Social cohesion, environmental recovery need to be ensured until repatriation


| Updated: June 20, 2021 21:51:02


‘Track Two Diplomacy’ needed for sustainable solution of Rohingya crisis

The ultimate solution to the Rohingya crisis is the sustainable solution, and to ensure that, track two diplomacy is needed for putting pressure on the Myanmar government.

Speakers during a webinar on Sunday organised by Cox’s Bazar CSO NGO Forum (CCNF) said this.

They also urged all stakeholders to ensure the human dignity of the Rohingya community, and social cohesion until the repatriation, says a statement.

On the occasion of World Refugee Day, CCNF, a network of 50 NGOs working in Cox’s Bazar organised the webinar title ‘World Refugee Day: Together We Heal, Learn and Shine’.

The webinar was jointly moderated by two co-chairs of CCNF Rezaul Karim Chowdhury, executive director COAST Foundation, and Abu Morshed Chowdhury, executive director-PHALS.

Arifur Rahman, chief executive YPSA, Bimal Chandra Dey Sarker, chief executive Mukti Cox’s Bazar, Abul Kashem, executive director of HELP Cox’s Bazar, Zahangir Alam, member secretary of CCNF, and assistant director of COAST Foundation placed specific interventions on behalf of the organisers.

 Among others, Shireen Haq of Naripokkha, Gowhar Nayeem Waha of Disasater Forum, Manuel Moniz Pereira of IoM in Coxsbazar, Pius Mbaya Mulonzya of NGO Platform Coordinator, and Soo Jin Rhee, deputy representative, UNHCR spoke at the occasion.

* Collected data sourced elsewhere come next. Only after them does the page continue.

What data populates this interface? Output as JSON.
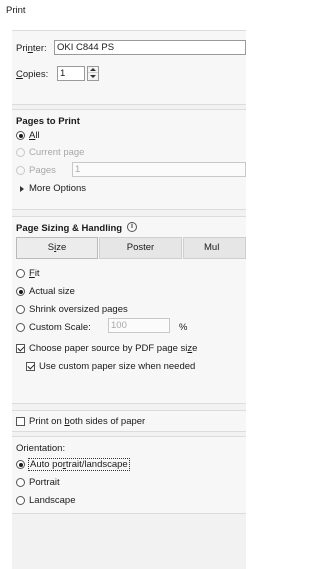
{
  "window": {
    "title": "Print"
  },
  "printer": {
    "label_pre": "Pri",
    "label_u": "n",
    "label_post": "ter:",
    "value": "OKI C844 PS"
  },
  "copies": {
    "label_u": "C",
    "label_post": "opies:",
    "value": "1"
  },
  "pages_to_print": {
    "heading": "Pages to Print",
    "all_label_u": "A",
    "all_label_post": "ll",
    "current_page_label": "Current page",
    "pages_label": "Pages",
    "pages_value": "1",
    "more_options_label": "More Options"
  },
  "page_sizing": {
    "heading": "Page Sizing & Handling",
    "info_glyph": "i",
    "buttons": {
      "size_pre": "S",
      "size_u": "i",
      "size_post": "ze",
      "poster": "Poster",
      "multiple": "Mul"
    },
    "fit_label_u": "F",
    "fit_label_post": "it",
    "actual_size_label": "Actual size",
    "shrink_label": "Shrink oversized pages",
    "custom_scale_label": "Custom Scale:",
    "custom_scale_value": "100",
    "percent_sign": "%",
    "choose_source_pre": "Choose paper source by PDF page si",
    "choose_source_u": "z",
    "choose_source_post": "e",
    "use_custom_label": "Use custom paper size when needed"
  },
  "both_sides": {
    "label_pre": "Print on ",
    "label_u": "b",
    "label_post": "oth sides of paper"
  },
  "orientation": {
    "heading": "Orientation:",
    "auto_pre": "Auto po",
    "auto_u": "r",
    "auto_post": "trait/landscape",
    "portrait_label": "Portrait",
    "landscape_label": "Landscape"
  }
}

Abu Murshed Chowdhury said Myanmar holds the main responsibility to ensure sustainable repatriation of the Rohingya people. International pressure is needed, to ensure international united actions to put pressure on Maynmar, along with UN initiative, government to government diplomacy and track two diplomacy is needed.

 Abul Kashem said local farmers are suffering since the water level has been gone down as underground water is being used to supply water to the camps.  The purification and supplying water from Naf rivers and Reju canals to both camps and local areas can also promote social cohesion.

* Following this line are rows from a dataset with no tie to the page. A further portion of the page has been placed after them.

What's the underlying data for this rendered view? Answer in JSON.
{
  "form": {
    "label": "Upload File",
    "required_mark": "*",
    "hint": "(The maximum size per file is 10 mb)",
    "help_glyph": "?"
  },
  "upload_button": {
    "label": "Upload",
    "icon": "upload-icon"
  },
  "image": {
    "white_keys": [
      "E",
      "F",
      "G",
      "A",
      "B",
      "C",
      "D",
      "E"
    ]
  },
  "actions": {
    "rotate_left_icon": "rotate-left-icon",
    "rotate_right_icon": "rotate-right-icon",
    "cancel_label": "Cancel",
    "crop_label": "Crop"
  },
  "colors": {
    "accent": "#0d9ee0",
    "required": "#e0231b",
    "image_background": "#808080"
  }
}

Bimal Dey Sarker said youths should be involved with skill-based education so that they can ensure sustainable employment while they will back. We need to ensure certification and accreditation of the education of the camp.

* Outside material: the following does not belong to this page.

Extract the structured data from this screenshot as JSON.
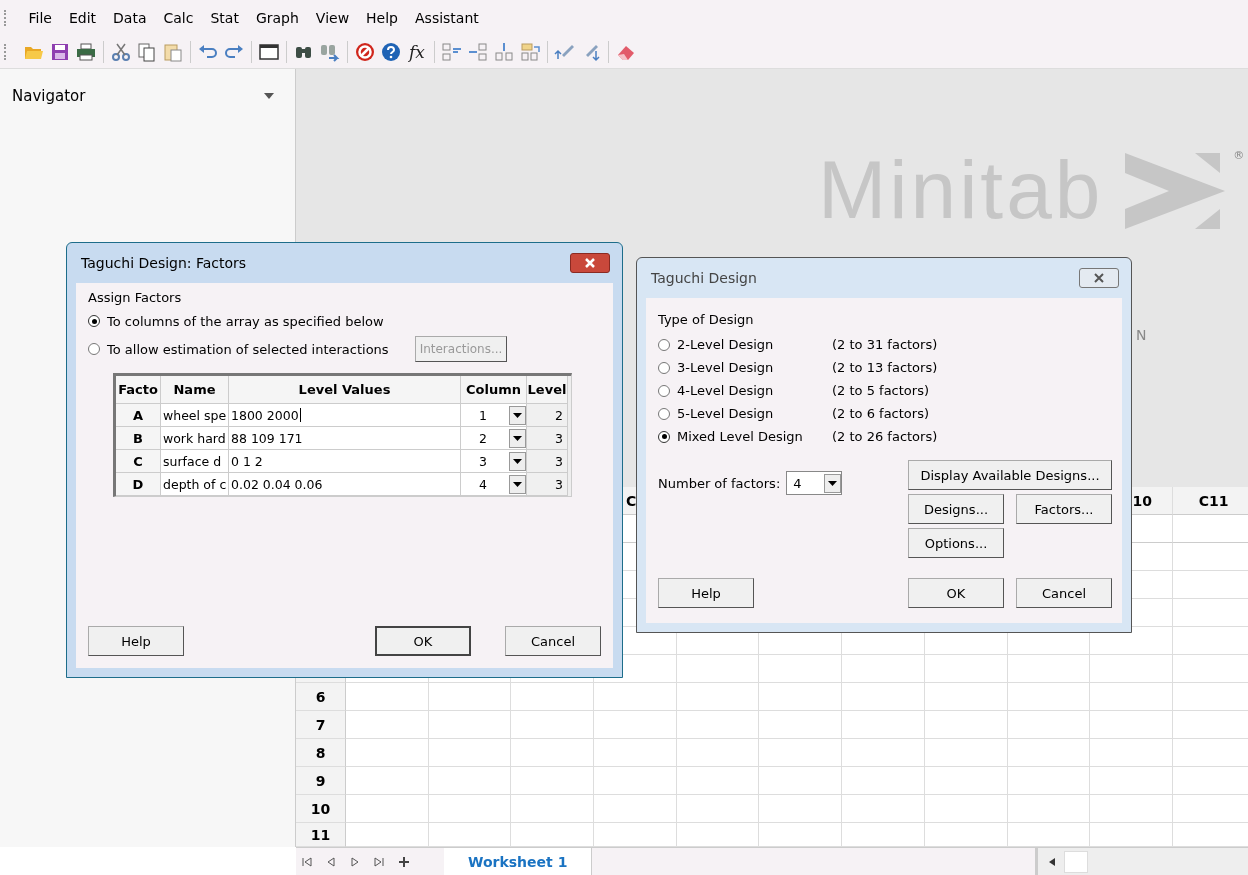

Jahangir Alam said social cohesion is a must until repatriation. Arifur Rahman said trafficking is an organised crime.  Many people including influential are trapping Rohingya people to be a victim of trafficking. We need to promote awareness of this. 

Shireen Haq said, local people and local organisations were the very first responders, but that is why localisation of aid is a rational demand. Unfortunately, we can see very little development in ensuring localisation.

Gowhar Nayeem Wahra said groundwater exploration must be stopped immediately, rainwater harvesting can be a successful option in this regard. Instead of an LPG gas cylinder, a rice husk-based coking solution should be promoted.  Establishing small-scale factories for this can be helpful in employment generation for the local people.  

Manuel Moniz Pereira said total dependency on humanitarian support is not a sustainable solution. Demand-based economic cooperation and communication among the Rohingya and host communities need to be promoted.

Soo Jin Rhee said, it is unfortunate that, during the last 10 years, the number of refugees has been doubled. Bangladesh has opened the door for more than one million Rohingya, which is worth appreciated.  Now, we need to ensure the dignity of the Rohingya people until the repatriation. 

Rezaul Karim Chowdhury said that as the fund is decreasing for the Rohingya response, we need to think of maximum services with minimum expenditure.